またタンパク質と糖分の過剰摂取は体内で最終糖化産物という、別名AGEsを体内で生成させて、血管を傷つけ、老化を早めるから、摂取は控える。
更に活性酸素を体内に発生させるような事、即ちストレス、過激な運動、便秘、過労、食品添加物や農薬の多い加工食品の摂取、医薬品、酒、喫煙、長時間の直射日光は極力控える。
5.血管の欠陥は万病の元
死亡原因のトップスリーといえば、ガン、心臓疾患、脳卒中であるが、ガン以外の死因には、血管の欠陥に起因している。長年暴飲暴食を続けていれば、病魔に侵されるのも当然である。生活が豊かになり、これでもか、これでもかと毎日テレビでは、やれグルメだ、スイーツだと、浮かれているのは、如何なものか。

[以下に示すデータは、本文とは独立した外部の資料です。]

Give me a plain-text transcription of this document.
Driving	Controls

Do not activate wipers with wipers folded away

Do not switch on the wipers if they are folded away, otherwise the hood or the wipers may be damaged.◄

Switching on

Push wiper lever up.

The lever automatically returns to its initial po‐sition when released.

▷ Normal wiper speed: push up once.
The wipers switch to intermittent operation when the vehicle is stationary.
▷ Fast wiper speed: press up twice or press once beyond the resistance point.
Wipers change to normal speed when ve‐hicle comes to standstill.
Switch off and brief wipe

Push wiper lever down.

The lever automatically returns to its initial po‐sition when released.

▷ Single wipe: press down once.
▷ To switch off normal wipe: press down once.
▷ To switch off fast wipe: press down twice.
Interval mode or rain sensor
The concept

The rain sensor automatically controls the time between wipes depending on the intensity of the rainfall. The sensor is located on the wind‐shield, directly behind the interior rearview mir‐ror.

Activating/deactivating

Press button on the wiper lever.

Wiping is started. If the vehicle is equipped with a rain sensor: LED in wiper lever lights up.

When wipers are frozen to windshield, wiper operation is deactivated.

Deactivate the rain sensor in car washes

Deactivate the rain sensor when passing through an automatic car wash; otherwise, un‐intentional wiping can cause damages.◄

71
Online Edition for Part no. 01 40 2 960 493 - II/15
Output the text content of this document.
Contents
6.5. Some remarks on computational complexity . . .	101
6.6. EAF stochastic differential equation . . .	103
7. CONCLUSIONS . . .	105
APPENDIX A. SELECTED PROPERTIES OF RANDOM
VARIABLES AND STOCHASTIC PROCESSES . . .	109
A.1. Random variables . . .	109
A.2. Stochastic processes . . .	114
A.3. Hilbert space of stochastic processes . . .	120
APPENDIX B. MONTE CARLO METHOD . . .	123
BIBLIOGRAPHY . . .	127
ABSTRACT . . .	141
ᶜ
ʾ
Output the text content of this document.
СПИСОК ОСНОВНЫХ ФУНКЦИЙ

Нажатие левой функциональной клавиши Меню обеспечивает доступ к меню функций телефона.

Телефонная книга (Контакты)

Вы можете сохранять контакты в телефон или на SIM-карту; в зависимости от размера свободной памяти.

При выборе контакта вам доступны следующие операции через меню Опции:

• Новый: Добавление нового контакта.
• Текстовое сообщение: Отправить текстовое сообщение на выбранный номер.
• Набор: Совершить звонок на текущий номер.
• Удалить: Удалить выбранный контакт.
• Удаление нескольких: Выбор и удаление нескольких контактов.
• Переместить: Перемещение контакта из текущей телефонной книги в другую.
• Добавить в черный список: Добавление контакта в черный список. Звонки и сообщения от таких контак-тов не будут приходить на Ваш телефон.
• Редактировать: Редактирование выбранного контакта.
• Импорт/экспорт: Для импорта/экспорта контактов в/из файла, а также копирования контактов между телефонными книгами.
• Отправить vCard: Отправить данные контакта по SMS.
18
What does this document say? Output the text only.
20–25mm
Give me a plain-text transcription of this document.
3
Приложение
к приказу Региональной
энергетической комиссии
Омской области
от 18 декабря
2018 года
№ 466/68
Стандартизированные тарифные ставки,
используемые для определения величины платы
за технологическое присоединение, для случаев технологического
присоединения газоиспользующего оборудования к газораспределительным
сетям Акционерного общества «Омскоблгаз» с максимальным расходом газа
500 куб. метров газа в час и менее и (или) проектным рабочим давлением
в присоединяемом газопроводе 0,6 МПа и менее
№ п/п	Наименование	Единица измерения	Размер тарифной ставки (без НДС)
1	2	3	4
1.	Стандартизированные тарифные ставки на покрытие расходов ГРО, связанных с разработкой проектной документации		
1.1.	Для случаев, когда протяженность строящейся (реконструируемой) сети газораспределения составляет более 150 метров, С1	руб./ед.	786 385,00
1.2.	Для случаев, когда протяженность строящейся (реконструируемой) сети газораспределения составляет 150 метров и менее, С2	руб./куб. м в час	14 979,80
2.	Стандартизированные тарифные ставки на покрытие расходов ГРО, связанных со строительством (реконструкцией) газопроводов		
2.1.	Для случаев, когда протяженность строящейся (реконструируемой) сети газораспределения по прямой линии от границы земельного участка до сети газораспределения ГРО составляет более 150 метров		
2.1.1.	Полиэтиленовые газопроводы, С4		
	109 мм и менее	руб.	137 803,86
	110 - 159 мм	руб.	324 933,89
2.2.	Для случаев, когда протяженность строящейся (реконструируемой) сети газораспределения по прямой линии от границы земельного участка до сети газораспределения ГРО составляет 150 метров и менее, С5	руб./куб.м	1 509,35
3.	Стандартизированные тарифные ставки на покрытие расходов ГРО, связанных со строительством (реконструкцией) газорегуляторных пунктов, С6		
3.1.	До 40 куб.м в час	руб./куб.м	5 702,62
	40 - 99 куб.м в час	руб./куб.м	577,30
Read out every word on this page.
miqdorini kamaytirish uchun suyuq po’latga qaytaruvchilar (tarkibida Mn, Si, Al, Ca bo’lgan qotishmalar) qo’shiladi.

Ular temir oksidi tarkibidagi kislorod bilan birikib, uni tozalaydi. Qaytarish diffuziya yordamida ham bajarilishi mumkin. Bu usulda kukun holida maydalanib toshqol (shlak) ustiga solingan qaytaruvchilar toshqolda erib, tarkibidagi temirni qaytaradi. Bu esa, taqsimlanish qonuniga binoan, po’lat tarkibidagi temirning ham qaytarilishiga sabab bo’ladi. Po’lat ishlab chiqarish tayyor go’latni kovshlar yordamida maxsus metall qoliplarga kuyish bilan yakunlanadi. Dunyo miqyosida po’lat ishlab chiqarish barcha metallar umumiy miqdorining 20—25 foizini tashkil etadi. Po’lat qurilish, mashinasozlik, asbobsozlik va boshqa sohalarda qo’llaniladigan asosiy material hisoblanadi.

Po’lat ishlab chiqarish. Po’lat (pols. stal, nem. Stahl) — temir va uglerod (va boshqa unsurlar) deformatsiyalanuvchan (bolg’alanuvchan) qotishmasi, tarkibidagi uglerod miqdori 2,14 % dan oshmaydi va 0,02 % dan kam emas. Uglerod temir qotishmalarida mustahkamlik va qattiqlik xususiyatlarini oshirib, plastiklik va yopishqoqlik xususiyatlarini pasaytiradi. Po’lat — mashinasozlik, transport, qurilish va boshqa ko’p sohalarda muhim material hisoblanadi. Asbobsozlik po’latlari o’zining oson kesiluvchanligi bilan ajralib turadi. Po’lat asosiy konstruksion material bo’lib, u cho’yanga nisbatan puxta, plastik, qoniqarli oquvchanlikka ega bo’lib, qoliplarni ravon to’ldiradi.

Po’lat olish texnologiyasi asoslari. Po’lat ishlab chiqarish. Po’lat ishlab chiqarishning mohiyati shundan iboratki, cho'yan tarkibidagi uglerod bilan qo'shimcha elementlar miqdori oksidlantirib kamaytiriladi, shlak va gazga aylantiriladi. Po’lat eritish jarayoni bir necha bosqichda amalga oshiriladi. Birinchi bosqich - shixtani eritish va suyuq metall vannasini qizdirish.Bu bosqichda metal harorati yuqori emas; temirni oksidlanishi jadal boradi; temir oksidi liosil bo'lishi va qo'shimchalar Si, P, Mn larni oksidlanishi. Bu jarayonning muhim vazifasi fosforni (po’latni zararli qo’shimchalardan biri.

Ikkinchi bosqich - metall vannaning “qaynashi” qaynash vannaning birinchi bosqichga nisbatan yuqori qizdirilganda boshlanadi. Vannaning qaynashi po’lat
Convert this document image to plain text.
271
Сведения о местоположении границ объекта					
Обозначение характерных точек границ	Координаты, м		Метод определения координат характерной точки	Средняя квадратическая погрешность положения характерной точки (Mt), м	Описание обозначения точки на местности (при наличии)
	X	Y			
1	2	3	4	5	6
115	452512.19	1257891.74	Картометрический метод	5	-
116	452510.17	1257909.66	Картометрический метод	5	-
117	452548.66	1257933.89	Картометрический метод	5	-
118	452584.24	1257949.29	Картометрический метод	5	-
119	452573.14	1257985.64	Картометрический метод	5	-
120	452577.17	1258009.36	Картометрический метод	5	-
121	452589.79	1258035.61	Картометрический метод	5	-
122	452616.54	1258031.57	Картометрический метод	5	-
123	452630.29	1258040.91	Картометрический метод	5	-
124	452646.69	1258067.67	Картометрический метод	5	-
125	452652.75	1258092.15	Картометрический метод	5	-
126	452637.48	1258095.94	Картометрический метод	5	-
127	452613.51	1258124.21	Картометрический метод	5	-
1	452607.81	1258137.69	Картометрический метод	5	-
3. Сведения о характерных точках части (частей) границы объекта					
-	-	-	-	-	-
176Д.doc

血管は沈黙の臓器と言われている。痛みや、痒みも感じないから、おろそかにされて、健康診断で指摘されても、生活に何ら不都合を感じないから、放置され続ける結果、最終段階に入って、突然として、発症したときにはもう遅い。薬では完治せず、手術によって応急処置を受ける羽目に陥る。今こんなに病人が多いのも、例えば糖尿病の人が予備軍を入れて、2200万人、高血圧3500万人、慢性腎臓病1300万人、骨粗しょう症1300万人、腰痛2200万人、変形性膝関節症1400万人、下肢静脈瘤1000万人、メタボ960万人等、薬では簡単に病気は治らないこの事実を真摯に受け止めて、日頃の生活態度に問題がないか、今一度反省することも無駄にはなるまい。病気になっても、医者に丸投げしないで、自分の努力で治せる病気と医者に治してもらう病気とがあることを知って、健康知識を身に着けて、自助努力に励めば、病人は減ることは間違いない。
6.まとめ
体操をすることによって、血流を高めて一酸化窒素を増やす行為は誰でもすぐに実行できることである。しかも副作用がない。私が毎朝実行している自彊術体操の31の動作の中にある、スクワットや前屈、かかと落しなどに、一酸化窒素を増やす効果があることを今回知ったが、百年前に創設した中井房五郎先生の先見の明に感動した次第である。今まで長年健康講座を開いていて、折に触れ、自彊術を薦めているが、実行してくれる人は稀有である。皆さんは体を動かすことが嫌いなのか、効能を認識出来ないのか。実際に体験しないと、その良さを理解できない。「座して死を待つ」のだろうか。